I’ve used weight loss as a primary example for sabotaging ourselves – because, well, weight loss is hard (especially the older you get)! We all have days where we don’t feel like a workout or are unmotivated and don’t want to look at another healthy meal option. Life happens! And that’s OK! – the main point is that even if you “fall off” the proverbial wagon, you don’t let it stop you, you jump back on.
When it comes to weight loss there are a few key thoughts that can cause self- sabotage, identifying them for what they are is paramount to reaching your goals, according to Prevention Magazine they are:
- I shouldn’t deprive myself
- I’ll start tomorrow – how many times have you told yourself this? (honestly)
- My metabolism is slow – and this one?
- I’ll just have a few bites
- I worked out today, so it’s OK to have this treat.
Now if you’re being real with yourself (seriously), you’ve probably had every single one of these thoughts- I know I have. My favourite has to be I’ll have a few bites- and then before I know it, it’s half a pizza!
When it comes to your career and other aspects in life, it’s much the same we self-sabotage because of our own thoughts. Andrea Bonior Ph.D, gives five examples to identify and help you stop self-sabotaging areas of your life. They are:
- Don’t dwell on the “if only”: these include the “if only I did it this way not that way,” “if only I grew up like this instead of…” etc, sometimes they are fantasies (everyone has them- I mean I’ve always wanted to be born into a wealthy family that owns a yacht, but I wasn’t) other times they are based on circumstances in life that have occurred, recognising sometimes things can’t change and letting go of that “if only” does you a world of good otherwise you could be carrying around this sabotaging thought for life. Bonior suggests, “Try turning “if only” into a different mindset altogether by accepting what’s done, but using this fact to influence your future actions. Such as, “X is this way, but Y can be that way” or “I can’t undo my past, but I can influence my future” or “I have learned something from X, which is Y—and here’s how I plan to use it to improve things.” Each of these is a new, more functional spin on the “if only” mindset.”
- Don’t be afraid of your thoughts: the easiest way to move on from a negative thought is to acknowledge it rather than suppress it. Most likely once you’ve processed it you’ll realise that it doesn’t make sense.

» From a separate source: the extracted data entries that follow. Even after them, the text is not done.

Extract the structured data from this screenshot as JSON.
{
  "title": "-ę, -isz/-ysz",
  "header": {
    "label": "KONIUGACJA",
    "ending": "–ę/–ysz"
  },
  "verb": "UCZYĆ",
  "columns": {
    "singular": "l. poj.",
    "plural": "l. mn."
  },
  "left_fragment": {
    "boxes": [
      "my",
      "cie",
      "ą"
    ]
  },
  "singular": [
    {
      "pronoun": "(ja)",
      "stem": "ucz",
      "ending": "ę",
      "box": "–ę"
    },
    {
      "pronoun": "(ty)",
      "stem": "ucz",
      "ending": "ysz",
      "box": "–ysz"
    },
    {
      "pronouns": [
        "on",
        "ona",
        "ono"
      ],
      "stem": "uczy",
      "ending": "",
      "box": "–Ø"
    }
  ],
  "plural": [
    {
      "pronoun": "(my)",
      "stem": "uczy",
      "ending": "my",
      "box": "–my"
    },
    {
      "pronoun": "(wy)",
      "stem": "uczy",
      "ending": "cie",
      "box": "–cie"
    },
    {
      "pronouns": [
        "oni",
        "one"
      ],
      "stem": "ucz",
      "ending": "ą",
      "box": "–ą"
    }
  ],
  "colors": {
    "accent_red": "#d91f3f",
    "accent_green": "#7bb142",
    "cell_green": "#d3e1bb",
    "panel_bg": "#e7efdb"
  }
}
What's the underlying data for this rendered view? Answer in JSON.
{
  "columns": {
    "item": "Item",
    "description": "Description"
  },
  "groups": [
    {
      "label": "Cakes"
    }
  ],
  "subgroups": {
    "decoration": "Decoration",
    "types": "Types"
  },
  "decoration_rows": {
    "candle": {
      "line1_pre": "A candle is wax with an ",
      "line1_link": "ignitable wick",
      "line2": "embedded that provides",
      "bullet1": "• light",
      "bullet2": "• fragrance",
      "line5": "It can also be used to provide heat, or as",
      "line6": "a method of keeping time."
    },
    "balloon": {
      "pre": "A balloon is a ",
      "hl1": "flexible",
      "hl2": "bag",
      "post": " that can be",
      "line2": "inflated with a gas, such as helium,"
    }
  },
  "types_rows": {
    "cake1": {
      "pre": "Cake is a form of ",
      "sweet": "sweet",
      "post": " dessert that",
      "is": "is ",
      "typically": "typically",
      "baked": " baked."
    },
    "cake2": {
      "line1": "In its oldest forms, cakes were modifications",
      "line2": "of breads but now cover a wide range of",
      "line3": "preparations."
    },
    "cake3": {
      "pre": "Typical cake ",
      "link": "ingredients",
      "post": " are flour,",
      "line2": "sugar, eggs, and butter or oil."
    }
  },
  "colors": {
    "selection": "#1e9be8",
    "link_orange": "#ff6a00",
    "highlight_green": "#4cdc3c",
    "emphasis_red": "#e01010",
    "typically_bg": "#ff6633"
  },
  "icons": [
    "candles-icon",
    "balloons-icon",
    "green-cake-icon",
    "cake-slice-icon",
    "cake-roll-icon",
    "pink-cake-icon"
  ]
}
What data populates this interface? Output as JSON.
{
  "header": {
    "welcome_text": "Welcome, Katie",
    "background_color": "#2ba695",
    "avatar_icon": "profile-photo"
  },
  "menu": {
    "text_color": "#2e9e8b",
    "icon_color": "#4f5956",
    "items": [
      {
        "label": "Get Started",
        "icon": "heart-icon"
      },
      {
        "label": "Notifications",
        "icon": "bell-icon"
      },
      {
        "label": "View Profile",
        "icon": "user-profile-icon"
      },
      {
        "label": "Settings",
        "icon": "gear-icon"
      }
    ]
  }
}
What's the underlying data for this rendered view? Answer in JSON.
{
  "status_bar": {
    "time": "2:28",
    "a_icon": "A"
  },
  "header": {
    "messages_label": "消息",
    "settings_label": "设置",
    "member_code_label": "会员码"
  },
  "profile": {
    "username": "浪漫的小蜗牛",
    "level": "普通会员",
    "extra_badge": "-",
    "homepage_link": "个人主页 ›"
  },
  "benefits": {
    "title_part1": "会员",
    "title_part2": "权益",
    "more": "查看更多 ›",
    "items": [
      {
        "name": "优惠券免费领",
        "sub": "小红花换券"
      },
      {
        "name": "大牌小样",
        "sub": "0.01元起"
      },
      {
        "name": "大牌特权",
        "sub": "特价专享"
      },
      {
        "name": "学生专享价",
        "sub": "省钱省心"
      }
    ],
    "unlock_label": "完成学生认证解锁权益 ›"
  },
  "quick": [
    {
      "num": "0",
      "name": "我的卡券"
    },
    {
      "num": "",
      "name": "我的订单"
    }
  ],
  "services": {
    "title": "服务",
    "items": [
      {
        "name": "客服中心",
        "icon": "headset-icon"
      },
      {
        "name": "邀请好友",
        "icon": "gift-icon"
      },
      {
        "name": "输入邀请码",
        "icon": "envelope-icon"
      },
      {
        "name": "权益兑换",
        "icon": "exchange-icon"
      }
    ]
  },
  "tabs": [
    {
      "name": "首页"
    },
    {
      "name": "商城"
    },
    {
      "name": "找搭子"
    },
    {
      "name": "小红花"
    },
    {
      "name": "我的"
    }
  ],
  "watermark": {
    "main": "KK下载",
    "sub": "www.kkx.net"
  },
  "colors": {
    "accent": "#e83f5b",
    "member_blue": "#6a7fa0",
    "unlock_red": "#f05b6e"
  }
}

- Don’t suppress your feelings: this closely relates to the above point. The more you suppress feelings the bigger they grow (you know it happens).
- I’ll start tomorrow: we used this excuse previously (because we all do it) as part of our weight loss example, but this thought can influence all factors in your life, whether it’s the diet you’ve wanted to go on, the project you’ve wanted to start or even a romantic gesture that is always put to the side (for one reason or another).
- Letting inertia harm you rather than help you: we easily get excited about starting something new. However that jumpstart can slowly fade back into our old habits especially if you don’t maintain it for a few weeks until it becomes habitual and before you know it, we’re back to square one because your bad habits have also become habitual and its easier to fade back into then to keep pushing yourself.
Self-sabotage is something we as humans have all experienced to some degree or another, with life as busy and stressful as it is, it’s hard to get negative thoughts out of our heads. Sabotaging yourself is easy to do and it’s hard to stop if you let it affect you, recognising what thoughts are sabotaging you and digesting them and then spiting them out is harder said than done, however, even if you start in one area of your life such as opening that laptop, starting your project and focusing on it eventually the momentum will spread to other areas of life. It takes focus, hard work and above all a change in your internal voice.